Ron drew a bottle from the ice bucket and hefted the corkscrew with a flourish. Debbie shook her head and dumped the cutting board contents into the salad, scraped down the juices and errant flecks then gave the bowl a hearty toss.
“You want a glass, now?”
“Definitely.” By the time she had set down the salad tongs he had a brimming cup extended.
“Thanks.” She took a long sip drew in a chest swelling breath. Her nerves settled a bit. “Smells great.”
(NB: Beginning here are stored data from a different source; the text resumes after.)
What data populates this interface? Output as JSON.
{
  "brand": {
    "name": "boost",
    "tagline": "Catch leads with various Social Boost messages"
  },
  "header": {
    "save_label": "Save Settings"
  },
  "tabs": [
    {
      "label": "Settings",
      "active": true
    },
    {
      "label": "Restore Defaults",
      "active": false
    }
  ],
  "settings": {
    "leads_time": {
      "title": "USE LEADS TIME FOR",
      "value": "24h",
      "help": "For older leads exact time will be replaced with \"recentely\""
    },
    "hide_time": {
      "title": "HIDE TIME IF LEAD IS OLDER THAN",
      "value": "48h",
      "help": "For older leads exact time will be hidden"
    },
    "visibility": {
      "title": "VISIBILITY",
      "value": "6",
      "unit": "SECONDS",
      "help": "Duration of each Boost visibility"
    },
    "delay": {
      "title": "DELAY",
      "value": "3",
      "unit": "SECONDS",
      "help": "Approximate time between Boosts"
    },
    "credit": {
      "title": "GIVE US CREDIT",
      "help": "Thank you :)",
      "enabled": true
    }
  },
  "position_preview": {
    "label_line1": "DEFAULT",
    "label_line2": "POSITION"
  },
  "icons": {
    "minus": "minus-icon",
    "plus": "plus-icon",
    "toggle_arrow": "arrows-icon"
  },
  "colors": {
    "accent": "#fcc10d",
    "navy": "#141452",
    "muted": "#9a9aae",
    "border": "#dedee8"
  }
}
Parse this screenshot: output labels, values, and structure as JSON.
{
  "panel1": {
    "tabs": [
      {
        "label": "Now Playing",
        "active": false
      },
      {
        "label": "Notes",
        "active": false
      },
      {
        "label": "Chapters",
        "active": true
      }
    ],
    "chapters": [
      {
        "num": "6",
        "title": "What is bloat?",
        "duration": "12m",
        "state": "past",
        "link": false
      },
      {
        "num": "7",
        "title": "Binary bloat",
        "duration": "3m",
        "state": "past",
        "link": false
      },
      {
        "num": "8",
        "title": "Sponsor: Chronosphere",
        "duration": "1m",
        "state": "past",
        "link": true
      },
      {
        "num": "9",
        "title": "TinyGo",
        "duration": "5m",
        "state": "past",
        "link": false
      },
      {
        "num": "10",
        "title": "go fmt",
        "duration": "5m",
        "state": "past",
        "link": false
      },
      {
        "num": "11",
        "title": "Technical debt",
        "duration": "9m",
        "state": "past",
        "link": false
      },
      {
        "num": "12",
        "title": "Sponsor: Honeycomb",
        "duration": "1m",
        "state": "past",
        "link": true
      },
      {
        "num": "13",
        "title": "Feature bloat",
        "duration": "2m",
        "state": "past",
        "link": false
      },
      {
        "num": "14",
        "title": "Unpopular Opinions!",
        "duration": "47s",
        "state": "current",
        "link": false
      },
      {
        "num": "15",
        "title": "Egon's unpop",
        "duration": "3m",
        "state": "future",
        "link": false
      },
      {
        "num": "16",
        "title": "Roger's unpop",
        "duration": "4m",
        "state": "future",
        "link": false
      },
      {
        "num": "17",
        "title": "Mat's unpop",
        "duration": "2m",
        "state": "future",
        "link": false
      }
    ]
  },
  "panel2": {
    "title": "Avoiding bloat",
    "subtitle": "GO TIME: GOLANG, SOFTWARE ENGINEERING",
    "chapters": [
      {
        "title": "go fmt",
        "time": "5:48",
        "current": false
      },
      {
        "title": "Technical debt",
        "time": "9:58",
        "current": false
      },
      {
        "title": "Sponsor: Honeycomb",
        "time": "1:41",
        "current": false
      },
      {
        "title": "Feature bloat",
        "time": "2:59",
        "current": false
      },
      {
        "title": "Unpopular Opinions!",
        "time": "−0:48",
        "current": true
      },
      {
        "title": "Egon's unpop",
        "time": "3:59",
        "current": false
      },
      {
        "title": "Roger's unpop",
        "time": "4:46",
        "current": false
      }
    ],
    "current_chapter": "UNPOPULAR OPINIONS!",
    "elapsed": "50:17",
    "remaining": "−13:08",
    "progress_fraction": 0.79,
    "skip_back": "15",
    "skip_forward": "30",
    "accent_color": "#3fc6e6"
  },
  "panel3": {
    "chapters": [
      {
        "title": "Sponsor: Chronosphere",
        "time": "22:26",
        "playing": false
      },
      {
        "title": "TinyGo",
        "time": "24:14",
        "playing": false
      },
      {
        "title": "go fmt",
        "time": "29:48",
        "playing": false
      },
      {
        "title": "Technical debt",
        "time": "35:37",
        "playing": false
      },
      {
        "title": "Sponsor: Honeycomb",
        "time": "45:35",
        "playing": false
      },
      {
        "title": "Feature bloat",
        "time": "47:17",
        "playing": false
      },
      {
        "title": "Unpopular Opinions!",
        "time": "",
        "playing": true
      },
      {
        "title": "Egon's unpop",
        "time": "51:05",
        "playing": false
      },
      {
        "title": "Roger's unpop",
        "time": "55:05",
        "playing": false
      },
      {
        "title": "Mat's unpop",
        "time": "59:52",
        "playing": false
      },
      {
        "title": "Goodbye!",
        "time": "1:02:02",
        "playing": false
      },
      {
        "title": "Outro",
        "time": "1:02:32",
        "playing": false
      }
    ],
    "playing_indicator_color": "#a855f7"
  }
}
Ron looked up from setting down plates at the four seats encircling the patio table. “Did you have doubts?”
“Only at the altar.”
Debbie smiled and set her drink down to help him with the cutlery.
They had napkins tucked under forks, water and ice poured and the side dishes arranged for the third time, when the front doorbell rang.
“Breathe,” Debbie ordered herself and gave her summer dress a quick pat.
“Come around back,” she called and made her way around the patio to the fence door.
She waved at the bobbing head of Jill and her husband Adam, making their way down the stone walkway abutting the house. Her fingers trembled as she unclasped the latch and swung the door wide.
She gave Jill a delicate hug in order to avoid disturbing the tray in the other woman’s hands. The vegetables making up the crudités lined the platter, encircling a violet and sage hued mound garnished with a spring of basil.
“You didn’t need to bring anything!”
“Oh, it’s nothing,” said Jill with a grin.
“She was up a four am steaming artichokes and salting eggplant,” said Adam.
Debbie laughed what she hoped was an appropriate amount at the joke. “Artichokes and eggplant? That sounds delicious.”
Jill beamed. “You find all sorts of recipes like that when you’re vegetarians.”
Debbie caught herself on the fence before she staggered to the ground. Ron’s hand cupped her elbow to give her time to find her feet.
“Of course.” Ron’s voice seemed to trundle down a long tunnel.
“Please come in.” The words mumbled out of Debbie’s lips based on some residual notions of hospitality. Ron motioned them through and she watched Jill place her tray on the table. Adam and Ron then shook hands like new best friends.
“So,” Adam said, giving the covered grill in the corner an interested glance. “What’s for dinner? Smell’s great.”